BAGHDAD, March 27 — The bombs crashed that morning on Baghdad, declaring war. At nightfall, Karima, a mother of eight, took her eldest son to the bus station, sending him off to fight in the north.
Their farewell was infused with the deeply religious idiom of Arabic, phrases at once formal and personal. “God be with you,” she remembered saying, as her 20-year-old son boarded the rickety red bus for Mosul, a 30-cent fare in his hand. “God protect you.”
Those words, spoken a week ago, were their last.

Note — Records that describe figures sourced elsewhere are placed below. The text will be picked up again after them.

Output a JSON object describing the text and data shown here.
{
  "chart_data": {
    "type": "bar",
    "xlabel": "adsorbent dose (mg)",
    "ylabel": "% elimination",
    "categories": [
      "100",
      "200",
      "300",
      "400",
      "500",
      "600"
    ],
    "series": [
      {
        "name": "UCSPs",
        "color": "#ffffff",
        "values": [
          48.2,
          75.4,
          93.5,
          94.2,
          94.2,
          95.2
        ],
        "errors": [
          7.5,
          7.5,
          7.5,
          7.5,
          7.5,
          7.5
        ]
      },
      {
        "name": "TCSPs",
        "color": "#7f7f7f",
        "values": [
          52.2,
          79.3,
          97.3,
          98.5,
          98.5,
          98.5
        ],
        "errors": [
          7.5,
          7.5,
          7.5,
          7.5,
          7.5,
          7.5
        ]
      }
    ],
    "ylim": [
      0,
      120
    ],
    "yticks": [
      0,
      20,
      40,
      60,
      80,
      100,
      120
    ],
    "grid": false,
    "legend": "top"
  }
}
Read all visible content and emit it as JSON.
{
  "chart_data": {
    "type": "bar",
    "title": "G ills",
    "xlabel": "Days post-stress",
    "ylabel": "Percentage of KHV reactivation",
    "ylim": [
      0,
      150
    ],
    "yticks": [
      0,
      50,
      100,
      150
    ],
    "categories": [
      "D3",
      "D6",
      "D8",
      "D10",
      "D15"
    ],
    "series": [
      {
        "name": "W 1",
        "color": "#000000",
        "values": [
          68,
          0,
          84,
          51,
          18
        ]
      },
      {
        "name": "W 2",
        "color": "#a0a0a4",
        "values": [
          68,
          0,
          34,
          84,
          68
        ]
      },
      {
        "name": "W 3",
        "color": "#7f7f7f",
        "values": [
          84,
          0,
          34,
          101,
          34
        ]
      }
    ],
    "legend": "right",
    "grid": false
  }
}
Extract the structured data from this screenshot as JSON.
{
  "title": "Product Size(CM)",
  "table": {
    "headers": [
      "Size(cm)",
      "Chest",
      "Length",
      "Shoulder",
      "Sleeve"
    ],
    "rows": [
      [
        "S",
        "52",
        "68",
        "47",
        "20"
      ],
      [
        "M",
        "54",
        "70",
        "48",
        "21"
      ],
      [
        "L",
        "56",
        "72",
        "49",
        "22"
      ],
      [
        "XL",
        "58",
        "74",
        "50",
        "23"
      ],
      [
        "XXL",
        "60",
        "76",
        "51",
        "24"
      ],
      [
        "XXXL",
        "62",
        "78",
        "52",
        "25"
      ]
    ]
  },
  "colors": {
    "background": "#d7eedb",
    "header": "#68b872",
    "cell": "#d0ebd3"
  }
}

Her son, a tall, gaunt soldier known for his generosity, traveled five hours to man an antiaircraft battery in Bartalah, about 25 miles north of Mosul. She returned to her three-room apartment, tears running down her face, under a black veil.
“A mother’s heart rests on her son’s heart,” she said. “Every hour, I cry for him.”
In a city scarred on its surface by bombing and deep in its psyche by years of hardship, a week-old war is only her latest tragedy. The story of Karima is perhaps most remarkable for how unexceptional it is.
A short woman with worn hands, she has no money, no work other than selling chewing gum from a canvas mat in the street, and the dearth of hope that forces so many in this once-proud city to put their faith and future in God’s hands.
Speaking to a journalist, without the presence of a government escort, Karima expressed sentiments in Baghdad today that seemed confusing, even contradictory. Yet they remain common, coloring the Iraqi capital as it enters its second week of war.
She is a Shiite Muslim in a land ruled by a relentlessly repressive government dominated by Sunni Muslims. She takes pride in her son’s service in the army, but deems the war a waste and waits for news she hopes will never come. Her five daughters reflexively break into a chant in support of President Saddam Hussein, perhaps more out of fear than fealty. In more reflective moments, they speak not of defending his government, but of protecting their homes, their country and their faith from a war they consider an invasion.
Most telling are their priorities. They speak not of politics, not of ideology, but of survival.
“God willing, the war won’t last long,” Karima said. “I wish it wouldn’t have lasted one day.”